- Notwithstanding the provisions of N.J.S.A. 2C:1-8, a conviction of leader of a child pornography network shall not merge with the conviction for any offense which is the object of the conspiracy, nor shall the other conviction merge with a conviction under this section. Nothing contained in this section shall be construed in any way to preclude or limit the prosecution or conviction of any person for conspiracy under the provisions of N.J.S.A. 2C:5-2, or any prosecution or conviction for endangering the welfare of children under the provisions of N.J.S.A. 2C:24-4 or any other provision of law.
- As used in this section:
“Interconnected network” means a set of computer nodes, including but not limited to personal computers, mobile devices, and physical or virtual servers that are linked together to facilitate the transmission of data between users.
“Item depicting the sexual exploitation or abuse of a child” shall have the same meaning as provided in subsection b. of N.J.S.A. 2C:24-4.
It is increasingly common for statutes to not only stiffen penalties, but to also prohibit the merger of offenses. These prohibitions effectively nullify years of jurisprudence and judicially-crafted factors and balancing tests for evaluating the appropriateness of mergers. Now, a refusal to merge offenses that would have constituted an abuse of discretion will likely be considered lawful out of deference to the Legislature. Ironically, in rejecting the provisions of N.J.S.A. 2C:1-8, the Legislature is rejecting a statute that they are responsible for drafting and approving. The broadest justification for merger under N.J.S.A. 2C:1-8 reads:
2C:1-8. Method of Prosecution When Conduct Constitutes More Than One Offense. Prosecution for multiple offenses; limitation on convictions.

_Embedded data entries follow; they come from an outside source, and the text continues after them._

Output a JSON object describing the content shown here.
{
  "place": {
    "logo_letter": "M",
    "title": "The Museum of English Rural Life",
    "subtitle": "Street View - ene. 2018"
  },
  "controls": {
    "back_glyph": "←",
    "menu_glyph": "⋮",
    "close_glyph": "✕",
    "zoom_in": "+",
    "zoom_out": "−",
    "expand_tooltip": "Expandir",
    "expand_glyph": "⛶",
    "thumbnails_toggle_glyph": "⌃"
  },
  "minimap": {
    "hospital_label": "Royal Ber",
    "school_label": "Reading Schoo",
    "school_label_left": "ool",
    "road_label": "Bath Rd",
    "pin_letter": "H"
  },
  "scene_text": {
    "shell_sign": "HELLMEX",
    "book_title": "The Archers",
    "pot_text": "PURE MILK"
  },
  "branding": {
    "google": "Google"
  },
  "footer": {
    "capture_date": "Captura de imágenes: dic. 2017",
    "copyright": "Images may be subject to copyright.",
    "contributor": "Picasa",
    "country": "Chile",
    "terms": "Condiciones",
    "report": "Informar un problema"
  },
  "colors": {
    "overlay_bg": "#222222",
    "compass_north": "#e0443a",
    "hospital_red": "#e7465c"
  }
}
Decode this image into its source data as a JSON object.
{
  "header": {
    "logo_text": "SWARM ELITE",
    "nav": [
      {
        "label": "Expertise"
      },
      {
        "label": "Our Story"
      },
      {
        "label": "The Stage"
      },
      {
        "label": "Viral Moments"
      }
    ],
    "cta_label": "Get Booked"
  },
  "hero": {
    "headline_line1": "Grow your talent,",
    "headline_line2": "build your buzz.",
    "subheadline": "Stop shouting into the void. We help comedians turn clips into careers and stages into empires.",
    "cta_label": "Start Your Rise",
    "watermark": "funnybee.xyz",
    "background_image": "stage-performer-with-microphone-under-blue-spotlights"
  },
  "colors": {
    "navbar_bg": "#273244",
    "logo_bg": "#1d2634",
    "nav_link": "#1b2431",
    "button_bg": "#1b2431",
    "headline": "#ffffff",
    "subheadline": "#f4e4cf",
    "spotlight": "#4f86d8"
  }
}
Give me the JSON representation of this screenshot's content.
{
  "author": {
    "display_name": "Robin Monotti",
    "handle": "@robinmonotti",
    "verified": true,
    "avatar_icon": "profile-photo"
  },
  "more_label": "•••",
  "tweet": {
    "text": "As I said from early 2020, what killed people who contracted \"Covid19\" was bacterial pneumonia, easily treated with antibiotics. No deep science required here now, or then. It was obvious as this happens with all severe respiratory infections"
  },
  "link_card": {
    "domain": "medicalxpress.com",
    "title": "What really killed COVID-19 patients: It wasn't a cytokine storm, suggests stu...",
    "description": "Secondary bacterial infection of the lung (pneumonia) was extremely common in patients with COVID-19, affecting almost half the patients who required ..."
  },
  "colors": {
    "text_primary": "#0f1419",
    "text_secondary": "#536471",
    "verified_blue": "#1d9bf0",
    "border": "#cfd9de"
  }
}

When the same conduct of a defendant may establish the commission of more than one offense, the defendant may be prosecuted for each such offense. He may not, however, be convicted of more than one offense if one offense is included in the other. An offense is so included when it is established by proof of the same or less than all the facts required to establish the commission of the offense charged.